Government Printing Office Is Churning Out Less Paper
The government is saving money by offering more online services. But some worry that seniors and other without access to the Internet are being left behind.
LINDA WERTHEIMER, HOST:
The government is often dismissed as nothing but paper-shuffling bureaucrats, but in reality, there's a lot less paper being shuffled these days. Far fewer copies of the federal budget came off government presses this week, just one example of how Washington is trying to wean itself off paper and to online distribution of information.
Of course, this being Washington, this is not without controversy, as NPR's Brian Naylor reports.
BRIAN NAYLOR, BYLINE: The Government Printing Office is an imposing New Deal-era edifice, a few blocks from the U.S. Capitol.
(SOUNDBITE OF PRESS MACHINES)
NAYLOR: The presses that are rolling here on the fourth floor are currently printing an appendix to the Federal budget. The GPO's Jim Bradley says a lot of the paperwork we associate with the government originates here.
JIM BRADLEY: So, these are the same presses we use to print the Federal Register the Congressional Record. We've done some tax forms on them over the years.
NAYLOR: The Government Printing Office celebrated its 153rd birthday this week. It opened the same day Abraham Lincoln was first inaugurated president.
DAVITA VANCE-COOKS: My name is Davita Vance-Cooks, and I am the public printer of the United States.
NAYLOR: As public printer, Davita Vance-Cooks oversees the GPO. On her wall, there's a portrait of Benjamin Franklin, who she calls the patron saint of public printers. Vance-Cooks is the 27th Public Printer, the first who is not white or male. She's proud of the role her agency has had in U.S. history.
VANCE-COOKS: We've printed just about every important document of the nation, starting, of course, with the Emancipation Proclamation, which was a document that pretty much changed the world - all of those documents that have, in fact, shaped the history of the nation.
NAYLOR: Now, the GPO prints everything from passports, to National Park brochures, to immigration documents, to tax forms. But it's printing much less than it used to. Take the budget. The GPO used to print some 130,000 copies of the annual spending plan. But this year, just 25,000 copies rolled off the presses here. The GPO also distributed it on CDROMS, posted it online and on an app, transforming into what Vance-Cooks calls a leaner, more agile organization.

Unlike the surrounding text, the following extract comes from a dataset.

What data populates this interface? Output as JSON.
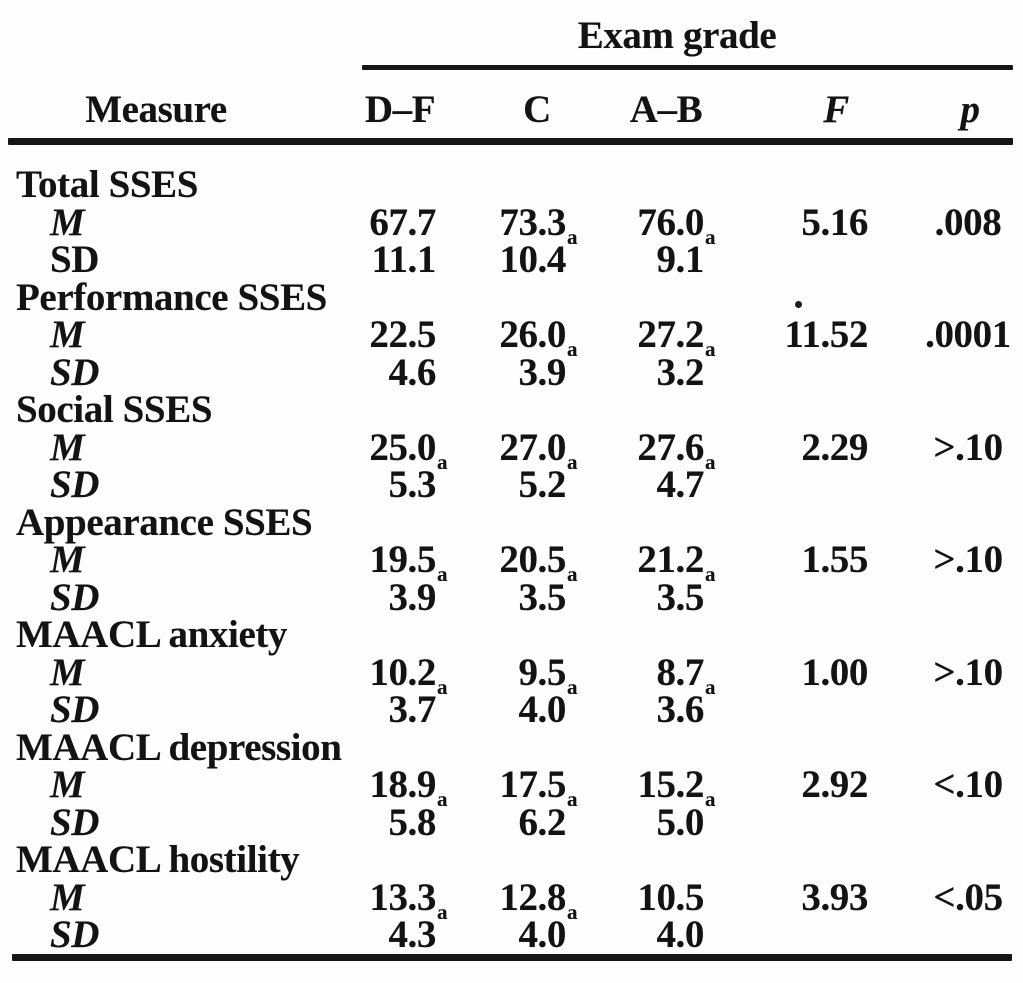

VANCE-COOKS: Once upon a time, about 20 years ago, we had almost 6,000 employees. Today, we have about 1,900. And what you see is a change in skillsets, too, because the equipment that we now have is more digital.
NAYLOR: A similar transition is taking place throughout the bureaucracy, as more government paperwork becomes digitized and goes online. Paper Social Security checks, for instance, are a thing of the past for all but a small number of recipients. Everyone else gets theirs deposited directly into their banks. The vast majority of Americans file their taxes online. The government says it saved some $64 million last year on paper, and that's led to some pushback.
Consumers for Paper Options is a paper industry-backed group that says the government is moving too quickly to trash paper. John Runyan is the group's director.
JOHN RUNYAN: We've got some 25 percent of the American public not online at home, 45 percent of seniors don't own computers, and millions of others are simply not comfortable with technology. We don't want to turn back the clock on technology or efficiency. We simply want to preserve access to non-digital formats, particularly for important government information services, for those who still need them.
NAYLOR: Public Printer Davita Vance-Cooks says the GPO will never become 100 percent digital, and will always accommodate those who want paper documents. But with an eye on the future, she points to a Senate bill that would change the name of her tradition-steeped agency from the Government Printing Office to the Government Publishing Office.